Administer Broad-Spectrum Antibiotics
Empiric broad-spectrum antibiotic administration is the first part of infection source control. Antibiotic choice will depend on the likely source of infection, and likely organisms accounting for geographic variation in bacteria and antibiotic resistance. Hospital, health region or local specialty society guidelines can guide appropriate antibiotic choice. Initial choices should have coverage of aerobic and anaerobic gram-positive and gram-negative bacteria. Broad-spectrum carbapenem (e.g., Meropenem) or a broad-spectrum β-lactam antibiotic with combination beta-lactamase inhibitor (e.g., Piperacillin/tazobactam) are examples of possible initial therapies. Addition of antifungal and antiviral medication should also be considered based on clinical suspicion. Antibiotic coverage can be narrowed when culture and sensitivity results become available.
Intravenous fluid resuscitation should begin immediately if hypotension or evidence of tissue hypoperfusion (serum lactate >2 mmol/L) is present. The Surviving Sepsis Campaign recommend an initial bolus of 30 mL/kg of crystalloid solution to be completed within the first 3 hours. Although this recommendation is not supported by strong evidence, especially in the pregnant population, it allows a starting position while more clinical information is gathered to accurately guide therapy. Fluid responsiveness is variable in septic patients, and pregnancy related conditions or pathology may also make some patients more susceptible to fluid overload. For this reason, a recommendation of 1-2 L of crystalloid has been an alternative recommendation in the pregnant population. Ongoing reassessment of physiological parameters as well as noninvasive or invasive hemodynamic parameters, if available, will assist in guiding further fluid administration.

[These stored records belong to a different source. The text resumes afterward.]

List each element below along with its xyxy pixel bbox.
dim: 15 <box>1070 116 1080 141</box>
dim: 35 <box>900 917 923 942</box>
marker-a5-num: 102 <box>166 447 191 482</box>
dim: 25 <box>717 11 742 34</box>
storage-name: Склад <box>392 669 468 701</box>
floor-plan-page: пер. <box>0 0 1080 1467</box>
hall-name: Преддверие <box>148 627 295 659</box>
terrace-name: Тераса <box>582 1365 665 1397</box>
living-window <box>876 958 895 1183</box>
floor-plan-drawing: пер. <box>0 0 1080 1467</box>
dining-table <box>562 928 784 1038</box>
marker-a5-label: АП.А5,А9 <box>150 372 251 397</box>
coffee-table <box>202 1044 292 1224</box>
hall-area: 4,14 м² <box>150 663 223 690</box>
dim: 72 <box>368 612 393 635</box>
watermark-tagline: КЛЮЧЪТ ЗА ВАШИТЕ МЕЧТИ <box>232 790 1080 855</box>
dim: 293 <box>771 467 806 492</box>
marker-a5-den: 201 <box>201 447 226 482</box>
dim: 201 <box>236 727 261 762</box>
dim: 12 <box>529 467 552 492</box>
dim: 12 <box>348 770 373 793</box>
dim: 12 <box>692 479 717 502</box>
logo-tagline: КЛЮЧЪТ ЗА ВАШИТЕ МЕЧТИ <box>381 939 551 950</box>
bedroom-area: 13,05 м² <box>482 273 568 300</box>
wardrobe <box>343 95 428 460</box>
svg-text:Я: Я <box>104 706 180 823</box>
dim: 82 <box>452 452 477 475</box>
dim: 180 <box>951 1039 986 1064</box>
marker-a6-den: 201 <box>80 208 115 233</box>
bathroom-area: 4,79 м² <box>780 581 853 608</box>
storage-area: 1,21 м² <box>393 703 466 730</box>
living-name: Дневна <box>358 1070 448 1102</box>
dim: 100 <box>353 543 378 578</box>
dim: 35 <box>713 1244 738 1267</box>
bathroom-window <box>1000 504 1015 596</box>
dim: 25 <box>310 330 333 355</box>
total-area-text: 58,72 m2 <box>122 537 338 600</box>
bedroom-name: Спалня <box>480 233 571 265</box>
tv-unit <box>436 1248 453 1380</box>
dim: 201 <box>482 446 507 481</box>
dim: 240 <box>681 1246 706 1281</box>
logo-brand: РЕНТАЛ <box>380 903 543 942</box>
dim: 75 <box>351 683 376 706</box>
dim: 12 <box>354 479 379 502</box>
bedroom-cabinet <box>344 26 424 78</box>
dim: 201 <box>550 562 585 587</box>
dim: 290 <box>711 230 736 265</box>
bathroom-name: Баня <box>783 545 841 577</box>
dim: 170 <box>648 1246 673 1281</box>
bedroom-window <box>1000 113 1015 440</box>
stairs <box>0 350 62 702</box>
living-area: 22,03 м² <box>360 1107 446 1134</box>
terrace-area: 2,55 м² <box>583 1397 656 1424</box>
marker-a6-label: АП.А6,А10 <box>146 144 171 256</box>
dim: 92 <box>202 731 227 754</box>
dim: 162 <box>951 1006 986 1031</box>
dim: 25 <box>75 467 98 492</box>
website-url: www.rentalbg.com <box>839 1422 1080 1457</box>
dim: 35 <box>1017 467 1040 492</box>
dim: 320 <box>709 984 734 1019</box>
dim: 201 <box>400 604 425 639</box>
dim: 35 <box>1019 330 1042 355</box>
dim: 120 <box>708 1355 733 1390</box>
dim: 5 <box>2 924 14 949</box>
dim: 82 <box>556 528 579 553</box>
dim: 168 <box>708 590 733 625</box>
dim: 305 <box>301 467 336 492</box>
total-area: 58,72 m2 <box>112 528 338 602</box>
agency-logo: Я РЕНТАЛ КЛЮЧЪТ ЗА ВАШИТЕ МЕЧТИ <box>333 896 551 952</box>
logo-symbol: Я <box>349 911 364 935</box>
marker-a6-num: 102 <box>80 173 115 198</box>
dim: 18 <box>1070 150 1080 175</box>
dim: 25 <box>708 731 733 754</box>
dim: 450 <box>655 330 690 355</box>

Administration of Vasopressors
Prolonged hypotension in patients with sepsis increases the risk of mortality. For patients, whose blood pressure is no longer fluid responsive or where further fluid administration is harmful, administration of vasopressor medication is indicated. A norepinephrine infusion is considered the first-line medication with the target mean arterial pressure of >65 mm Hg. This target pressure has not been adequately studied in the pregnant population but should be the initial target until individualized assessment of organ perfusion is possible.
Specific Pregnancy Considerations
Sepsis in pregnancy is associated with an increased risk of preterm delivery and stillbirth. The presence of sepsis in a pregnant patient is not an indication for delivery. Delivery should be for obstetric indications. The exception being sepsis from chorioamnionitis where delivery should be expedited as a means of source control. Multidisciplinary involvement of senior obstetrical staff, anesthesiology, neonatology, and critical care staff is recommended. Obstetrical management should occur concurrently with sepsis management. Corticosteroids are not contraindicated in maternal sepsis and can be used if indicated for fetal lung maturity.